Nous n'ajouterons pas que la protection dont ils sont couverts gagnerait à se montrer moins timide.
Cependant, notre influence est réelle, et, là où nous n'avons à combattre que l'ignorance, nous triomphons constamment.
Jamais, quoique l'allégation contraire soit devenue monnaie courante, même en France, jamais peuple a-t-il laissé trace aussi profonde que celle, bien distincte encore, de notre occupation dans des colonies perdues?

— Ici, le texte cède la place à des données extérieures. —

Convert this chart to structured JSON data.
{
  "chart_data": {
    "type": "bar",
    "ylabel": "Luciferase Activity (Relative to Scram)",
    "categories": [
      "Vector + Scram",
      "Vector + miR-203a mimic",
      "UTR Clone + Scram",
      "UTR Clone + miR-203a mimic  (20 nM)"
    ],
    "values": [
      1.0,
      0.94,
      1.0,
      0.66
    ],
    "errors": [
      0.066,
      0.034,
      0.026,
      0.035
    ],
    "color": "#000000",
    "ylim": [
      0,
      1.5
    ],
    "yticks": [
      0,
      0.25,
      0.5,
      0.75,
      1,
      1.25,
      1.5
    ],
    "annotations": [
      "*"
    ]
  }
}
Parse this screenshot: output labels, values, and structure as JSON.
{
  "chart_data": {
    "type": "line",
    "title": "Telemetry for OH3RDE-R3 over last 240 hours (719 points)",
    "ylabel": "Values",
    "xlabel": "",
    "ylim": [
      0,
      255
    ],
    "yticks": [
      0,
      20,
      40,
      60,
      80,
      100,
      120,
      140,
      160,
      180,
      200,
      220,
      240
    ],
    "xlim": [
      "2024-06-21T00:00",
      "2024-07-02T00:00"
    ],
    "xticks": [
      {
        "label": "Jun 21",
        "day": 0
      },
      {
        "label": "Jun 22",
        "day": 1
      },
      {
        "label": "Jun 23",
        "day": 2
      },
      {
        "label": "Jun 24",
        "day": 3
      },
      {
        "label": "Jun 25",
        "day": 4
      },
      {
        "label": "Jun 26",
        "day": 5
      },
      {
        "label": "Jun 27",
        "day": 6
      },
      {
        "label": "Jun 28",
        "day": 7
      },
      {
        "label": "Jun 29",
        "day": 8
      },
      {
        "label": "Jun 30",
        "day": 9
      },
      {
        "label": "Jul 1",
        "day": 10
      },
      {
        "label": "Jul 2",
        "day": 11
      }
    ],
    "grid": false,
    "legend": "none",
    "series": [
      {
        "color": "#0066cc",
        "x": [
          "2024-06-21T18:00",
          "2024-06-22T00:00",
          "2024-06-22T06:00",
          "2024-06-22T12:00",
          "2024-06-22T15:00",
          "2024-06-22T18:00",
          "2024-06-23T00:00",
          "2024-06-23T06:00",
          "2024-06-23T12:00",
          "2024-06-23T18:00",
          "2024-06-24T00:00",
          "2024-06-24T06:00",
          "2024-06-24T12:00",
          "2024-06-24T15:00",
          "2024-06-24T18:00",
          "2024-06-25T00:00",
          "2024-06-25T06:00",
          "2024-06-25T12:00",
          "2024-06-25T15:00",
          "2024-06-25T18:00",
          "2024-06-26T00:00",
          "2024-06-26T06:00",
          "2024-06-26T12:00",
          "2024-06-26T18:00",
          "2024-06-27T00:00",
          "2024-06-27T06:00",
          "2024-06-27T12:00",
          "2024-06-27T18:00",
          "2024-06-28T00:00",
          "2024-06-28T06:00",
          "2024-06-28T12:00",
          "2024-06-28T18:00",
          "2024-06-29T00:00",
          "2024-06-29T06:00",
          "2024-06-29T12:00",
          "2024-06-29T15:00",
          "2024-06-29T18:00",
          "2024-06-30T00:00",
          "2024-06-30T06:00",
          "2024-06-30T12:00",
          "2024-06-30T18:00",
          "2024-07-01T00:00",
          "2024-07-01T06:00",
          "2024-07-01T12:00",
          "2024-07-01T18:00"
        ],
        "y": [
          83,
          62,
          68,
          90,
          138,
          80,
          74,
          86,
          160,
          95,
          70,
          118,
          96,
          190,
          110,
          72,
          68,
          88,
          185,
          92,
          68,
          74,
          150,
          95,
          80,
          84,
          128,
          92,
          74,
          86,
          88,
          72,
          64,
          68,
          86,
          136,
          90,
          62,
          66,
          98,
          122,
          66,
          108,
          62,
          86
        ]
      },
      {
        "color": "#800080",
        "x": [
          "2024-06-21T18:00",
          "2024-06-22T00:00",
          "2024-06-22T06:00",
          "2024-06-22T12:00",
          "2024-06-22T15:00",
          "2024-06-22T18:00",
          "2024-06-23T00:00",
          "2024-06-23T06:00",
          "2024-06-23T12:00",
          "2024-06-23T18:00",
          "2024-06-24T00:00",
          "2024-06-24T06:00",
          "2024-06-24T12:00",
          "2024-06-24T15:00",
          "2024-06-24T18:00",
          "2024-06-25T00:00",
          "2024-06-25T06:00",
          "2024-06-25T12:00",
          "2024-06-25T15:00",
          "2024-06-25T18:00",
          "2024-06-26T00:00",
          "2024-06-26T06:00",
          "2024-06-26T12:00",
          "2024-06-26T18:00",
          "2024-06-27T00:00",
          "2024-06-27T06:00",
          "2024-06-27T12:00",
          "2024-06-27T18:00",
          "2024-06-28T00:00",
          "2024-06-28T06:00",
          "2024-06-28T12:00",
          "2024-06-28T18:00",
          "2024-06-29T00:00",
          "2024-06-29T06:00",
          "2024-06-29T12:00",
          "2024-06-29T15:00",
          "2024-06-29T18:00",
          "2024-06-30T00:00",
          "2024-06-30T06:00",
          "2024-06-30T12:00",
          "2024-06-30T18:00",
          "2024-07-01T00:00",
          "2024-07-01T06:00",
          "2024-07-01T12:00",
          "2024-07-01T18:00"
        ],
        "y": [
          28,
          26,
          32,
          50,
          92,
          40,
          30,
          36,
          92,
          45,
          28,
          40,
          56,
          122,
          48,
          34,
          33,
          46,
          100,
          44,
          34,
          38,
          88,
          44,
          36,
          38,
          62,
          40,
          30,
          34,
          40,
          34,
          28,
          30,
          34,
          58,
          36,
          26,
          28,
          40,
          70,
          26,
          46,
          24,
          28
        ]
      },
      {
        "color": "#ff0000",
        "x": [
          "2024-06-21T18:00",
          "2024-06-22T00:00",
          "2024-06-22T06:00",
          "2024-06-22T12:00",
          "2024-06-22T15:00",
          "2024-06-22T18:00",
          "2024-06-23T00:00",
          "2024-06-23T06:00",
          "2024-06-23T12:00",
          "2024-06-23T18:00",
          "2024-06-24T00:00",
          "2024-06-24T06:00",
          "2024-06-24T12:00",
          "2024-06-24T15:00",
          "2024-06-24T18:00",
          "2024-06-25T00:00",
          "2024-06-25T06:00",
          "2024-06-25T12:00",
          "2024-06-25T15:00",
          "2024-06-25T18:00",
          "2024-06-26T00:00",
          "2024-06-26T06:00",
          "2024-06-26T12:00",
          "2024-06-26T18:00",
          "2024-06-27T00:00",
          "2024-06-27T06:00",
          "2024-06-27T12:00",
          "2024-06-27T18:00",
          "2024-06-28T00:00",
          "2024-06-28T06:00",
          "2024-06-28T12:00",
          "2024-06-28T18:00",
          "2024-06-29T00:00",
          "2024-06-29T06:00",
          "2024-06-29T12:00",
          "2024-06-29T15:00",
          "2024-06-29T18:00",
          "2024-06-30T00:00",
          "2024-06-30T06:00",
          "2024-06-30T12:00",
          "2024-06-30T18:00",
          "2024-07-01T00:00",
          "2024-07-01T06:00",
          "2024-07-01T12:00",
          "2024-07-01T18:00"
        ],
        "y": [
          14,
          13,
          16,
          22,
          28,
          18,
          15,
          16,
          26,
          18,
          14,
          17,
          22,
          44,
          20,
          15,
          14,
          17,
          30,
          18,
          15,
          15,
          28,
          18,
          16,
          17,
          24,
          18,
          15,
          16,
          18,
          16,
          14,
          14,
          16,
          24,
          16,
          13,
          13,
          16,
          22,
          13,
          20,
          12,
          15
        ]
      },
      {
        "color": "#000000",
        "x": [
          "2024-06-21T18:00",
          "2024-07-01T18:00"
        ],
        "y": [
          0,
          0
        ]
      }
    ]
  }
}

Partout nous sommes bien accueillis. Notre caractère national se plie avec une facilité remarquable à toutes les situations. Et ce que nous faisons, quand des raisons politiques ne viennent pas se jeter à la traverse, prend un caractère de simplicité forte, de bonhomie, de loyauté bien propre à nous concilier les populations qu'il s'agit de disposer en notre faveur.
Les pionniers français ne s'avancent point suivis d'un train grandiose. Ils arrivent, néanmoins, à leur but. Si un catalogue absolument véridique des découvertes et des colonisations était dressé, la surprise serait immense de voir, presque à chaque ligne, briller un nom français....
Malheureusement, nous nous sommes toujours laissés éblouir par le prestige militaire. Combien se souviennent avec admiration de la riche pléiade de nos généraux, qui ignorent la gloire dont nous sommes redevables aux Prégent, aux d'Harcourt, aux Paul, aux d'Estrées, aux La Bourdonnais, aux Suffren, aux d'Estaing, aux Château-Renault, aux Valbelle.... A peine bégayent-ils les noms du grand Duquesne, de Tourville, de Jean Bart, de Duguay-Trouin.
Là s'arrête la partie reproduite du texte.